Half an hour later, Jack had disappeared from the face of the Earth. Sometimes Owen wondered whether the cover story about mass hallucinations they kept telling everyone else wasn't, in fact, true, but even if it were, he got an answer to the question he had asked Ed Morgan and himself.
Now he had to live with it. And that was something.
So here they were again, in a pub, and Jack had just found him; of course he had. "Do you have any idea what you've done?" Owen hissed, pushing Jack against the wall, and it wasn't a genuine question. Jack, of all the people, had to know. Perhaps that was why Jack had done it to begin with. Later, in the cell, Jack told him he did it because he was hoping for a miracle, and Owen remembered opening the Rift, twice, wanting a miracle of his own, and death following after. They couldn't let that happen again.

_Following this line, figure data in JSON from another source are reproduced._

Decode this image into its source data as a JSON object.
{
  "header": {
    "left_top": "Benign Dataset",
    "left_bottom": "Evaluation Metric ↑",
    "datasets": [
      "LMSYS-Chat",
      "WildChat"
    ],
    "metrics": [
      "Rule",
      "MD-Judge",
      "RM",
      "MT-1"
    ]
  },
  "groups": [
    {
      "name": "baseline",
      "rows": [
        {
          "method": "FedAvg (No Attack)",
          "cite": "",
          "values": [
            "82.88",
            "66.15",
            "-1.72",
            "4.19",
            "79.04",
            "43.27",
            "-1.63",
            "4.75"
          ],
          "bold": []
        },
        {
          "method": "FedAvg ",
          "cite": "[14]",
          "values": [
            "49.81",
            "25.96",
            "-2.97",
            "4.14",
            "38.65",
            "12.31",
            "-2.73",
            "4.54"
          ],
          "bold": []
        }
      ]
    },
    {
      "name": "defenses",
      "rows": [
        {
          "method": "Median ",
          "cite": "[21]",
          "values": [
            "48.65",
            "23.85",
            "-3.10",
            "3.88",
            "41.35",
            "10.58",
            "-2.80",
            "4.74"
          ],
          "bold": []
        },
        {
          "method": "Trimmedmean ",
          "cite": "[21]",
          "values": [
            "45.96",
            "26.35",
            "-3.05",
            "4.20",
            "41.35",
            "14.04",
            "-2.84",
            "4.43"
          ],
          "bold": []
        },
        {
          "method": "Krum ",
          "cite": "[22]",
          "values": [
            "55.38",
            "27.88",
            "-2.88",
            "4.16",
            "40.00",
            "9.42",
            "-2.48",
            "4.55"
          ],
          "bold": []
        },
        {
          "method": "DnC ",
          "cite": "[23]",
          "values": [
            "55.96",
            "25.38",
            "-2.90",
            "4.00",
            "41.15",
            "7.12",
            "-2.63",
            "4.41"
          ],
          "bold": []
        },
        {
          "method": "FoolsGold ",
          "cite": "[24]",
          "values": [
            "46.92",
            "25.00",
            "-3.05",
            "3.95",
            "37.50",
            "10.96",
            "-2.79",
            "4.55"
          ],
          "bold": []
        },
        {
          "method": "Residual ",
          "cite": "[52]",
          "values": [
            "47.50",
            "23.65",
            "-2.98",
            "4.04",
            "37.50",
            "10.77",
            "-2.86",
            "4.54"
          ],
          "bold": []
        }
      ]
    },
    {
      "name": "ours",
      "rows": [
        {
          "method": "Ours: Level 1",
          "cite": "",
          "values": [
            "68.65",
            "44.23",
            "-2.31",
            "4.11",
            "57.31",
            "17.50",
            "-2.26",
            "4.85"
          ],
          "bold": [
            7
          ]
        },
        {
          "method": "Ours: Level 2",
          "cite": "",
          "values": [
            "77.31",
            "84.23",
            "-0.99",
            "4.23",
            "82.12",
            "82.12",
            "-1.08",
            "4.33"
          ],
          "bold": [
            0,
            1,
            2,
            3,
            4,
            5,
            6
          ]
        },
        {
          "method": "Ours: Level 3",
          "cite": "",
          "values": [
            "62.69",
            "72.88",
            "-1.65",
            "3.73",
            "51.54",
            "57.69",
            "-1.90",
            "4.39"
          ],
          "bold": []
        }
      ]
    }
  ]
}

It did, though. It did for twelve people. No resurrections for them, no second chances. Or third ones. Owen looked at Jack afterwards and for the first time wondered who had to die for Jack's second chance, for Jack to become the way Jack was now, because miracles always came with a price. Maybe Jack's entire time at Torchwood was Jack's way of evening the score. "I found my doctor," Jack had said when they had all asked him where he had been, but when Owen had asked "and did he fix you?", Jack had deflected the question with a joke, pure Jack-style. He had never replied.
Twelve dead people, and the knowledge of what it was like to die, the awareness that what they were now was deeply unnatural and never meant to be. That was what they shared now. Something else, too. Maybe Jack kept saving him not because Jack thought he knew best, or because Jack could, but because Jack needed someone to return the favour.
"I'm a doctor," Owen said, eyes never leaving Jack's face. "Just put me to work."